A agricultura familiar representa importante fonte de ocupação e renda para a população do Vale do Jequitinhonha. A atividade garante o autoabastecimento de muitas comunidades e municípios, com comercialização em mercados e feiras locais. Projeto de pesquisa realizado pelo Instituto de Ciências Agrárias (ICA) da UFMG busca compreender como a pandemia de Covid-19 afetou as relações entre produtores rurais e o mercado, assim como o acesso da população à água e aos serviços de saúde.
O projeto Efeitos da covid-19 sobre agricultura familiar, alimento e água no Vale do Jequitinhonha mineiro, formulado em conjunto com o Centro de Agricultura Alternativa Vicente Nica (CAV) e o Instituto de Trabalhadores e Trabalhadoras do Vale do Jequitinhonha (Itavale), propõe registrar e disseminar informações sobre demandas, entraves e soluções que surgiram em resposta ao isolamento social necessário como medida preventiva à transmissão do novo coronavírus.
De acordo com a professora Flávia Galizoni, do curso de Administração, que coordena a iniciativa, o objetivo é conhecer as soluções comunitárias e municipais no período de crise e agregar sugestões provindas do conhecimento acumulado nas instituições de pesquisa e extensão rural. Serão priorizados três eixos de investigação: acesso a água, alimentos e saúde.

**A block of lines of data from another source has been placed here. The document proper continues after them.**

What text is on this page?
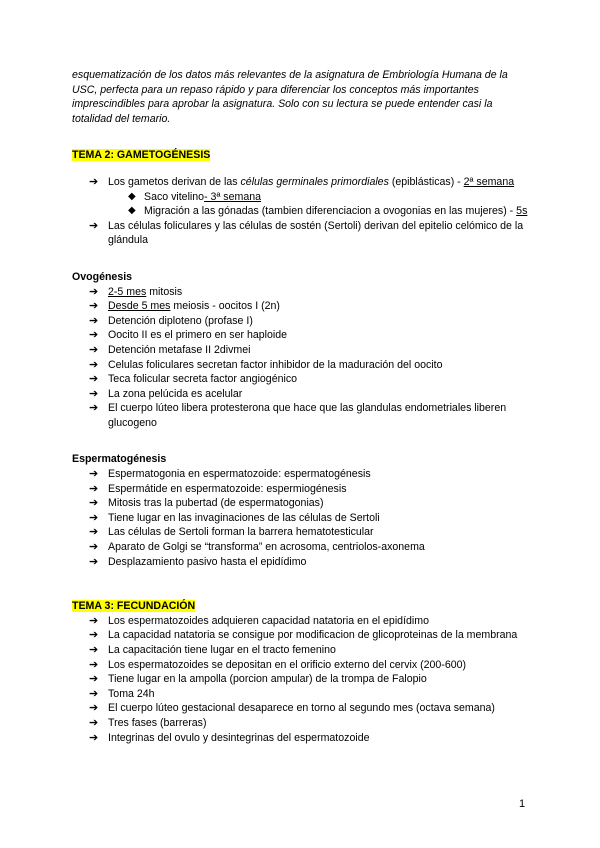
esquematización de los datos más relevantes de la asignatura de Embriología Humana de la USC, perfecta para un repaso rápido y para diferenciar los conceptos más importantes imprescindibles para aprobar la asignatura. Solo con su lectura se puede entender casi la totalidad del temario.

TEMA 2: GAMETOGÉNESIS

➔ Los gametos derivan de las células germinales primordiales (epiblásticas) - 2ª semana
◆ Saco vitelino- 3ª semana
◆ Migración a las gónadas (tambien diferenciacion a ovogonias en las mujeres) - 5s
➔ Las células foliculares y las células de sostén (Sertoli) derivan del epitelio celómico de la glándula

Ovogénesis

➔ 2-5 mes mitosis
➔ Desde 5 mes meiosis - oocitos I (2n)
➔ Detención diploteno (profase I)
➔ Oocito II es el primero en ser haploide
➔ Detención metafase II 2divmei
➔ Celulas foliculares secretan factor inhibidor de la maduración del oocito
➔ Teca folicular secreta factor angiogénico
➔ La zona pelúcida es acelular
➔ El cuerpo lúteo libera protesterona que hace que las glandulas endometriales liberen glucogeno

Espermatogénesis

➔ Espermatogonia en espermatozoide: espermatogénesis
➔ Espermátide en espermatozoide: espermiogénesis
➔ Mitosis tras la pubertad (de espermatogonias)
➔ Tiene lugar en las invaginaciones de las células de Sertoli
➔ Las células de Sertoli forman la barrera hematotesticular
➔ Aparato de Golgi se “transforma” en acrosoma, centriolos-axonema
➔ Desplazamiento pasivo hasta el epidídimo

TEMA 3: FECUNDACIÓN

➔ Los espermatozoides adquieren capacidad natatoria en el epidídimo
➔ La capacidad natatoria se consigue por modificacion de glicoproteinas de la membrana
➔ La capacitación tiene lugar en el tracto femenino
➔ Los espermatozoides se depositan en el orificio externo del cervix (200-600)
➔ Tiene lugar en la ampolla (porcion ampular) de la trompa de Falopio
➔ Toma 24h
➔ El cuerpo lúteo gestacional desaparece en torno al segundo mes (octava semana)
➔ Tres fases (barreras)
➔ Integrinas del ovulo y desintegrinas del espermatozoide
1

Flávia Galizoni, que é vinculada também ao mestrado em Sociedade, Ambiente e Território, que associa a UFMG e a Unimontes, destaca que a produção de alimentos pela agricultura familiar é crucial para a manutenção da soberania alimentar no Jequitinhonha. “Há um elemento que é a fortaleza da população da região: ela produz alimentos para o autoabastecimento, combinado ao abastecimento dos municípios, pequenos e rurais. Essa população consegue suportar períodos de isolamento por meio de relações em redes de reciprocidade e confiança”, diz a professora, ressalvando que a paralisação das feiras livres e do comércio local pode ter impactado na venda de grande parte da produção, que precisou criar alternativas para suprir a demanda urbana.
Outro motivo de preocupação está relacionado ao acesso aos serviços públicos de saúde pelas famílias. “A saúde é o calcanhar de Aquiles para uma população rural, que é mais envelhecida e precisa se deslocar até os polos regionais. Por isso, queremos investigar como está a atenção primária realizada pelos agentes de saúde, que oferecem suporte importante no primeiro acompanhamento”, explica Flávia Galizoni. O registro do cotidiano do enfrentamento da situação de crise pode, segundo a professora, fornecer elementos para planejar ações coletivas em futuros programas públicos.
Articulação em rede
Há cerca de 21 anos, o Núcleo de Pesquisa e Apoio à Agricultura Familiar do ICA realiza projetos de pesquisa e extensão no Vale do Jequitinhonha. O observatório contribuirá para a ampliação das ações na região e servir também como projeto piloto – sua metodologia poderá ser adotada para análise em outras localidades rurais.
O estudo produzirá boletins semanais com as informações coletadas para compartilhamento gratuito com a população dos 12 municípios contemplados pelo projeto. Em sua primeira fase, foram mapeadas cerca de cem organizações da sociedade civil, do poder público, associações municipais, entre outras, que vão apoiar a coleta, a sistematização e o registro das informações ao longo dos dois anos de vigência do projeto.
“É um projeto de alta capilaridade, que conta com a parceria entre a Universidade, a sociedade civil e o poder público. A intenção é que ele funcione como um projeto piloto, priorizando dados da população rural, na linha de prevenção e controle, analisando intervenções não farmacológicas frente à pandemia”, completou Flávia. No primeiro ano, em razão do isolamento social, levantamento e sistematização de dados serão feitos remotamente. Para a etapa seguinte, estão planejadas saídas a campo para análises mais detalhadas.
O estudo foi contemplado por chamada pública do Conselho Nacional de Desenvolvimento Científico e Tecnológico (CNPq), que vai apoiar ações que contribuam para o enfrentamento da Covid-19 e suas consequências no país. O projeto de pesquisa foi elaborado pelo Núcleo de Pesquisa e Apoio à Agricultura Familiar do ICA e pelo Instituto Federal do Norte de Minas Gerais (IFNMG).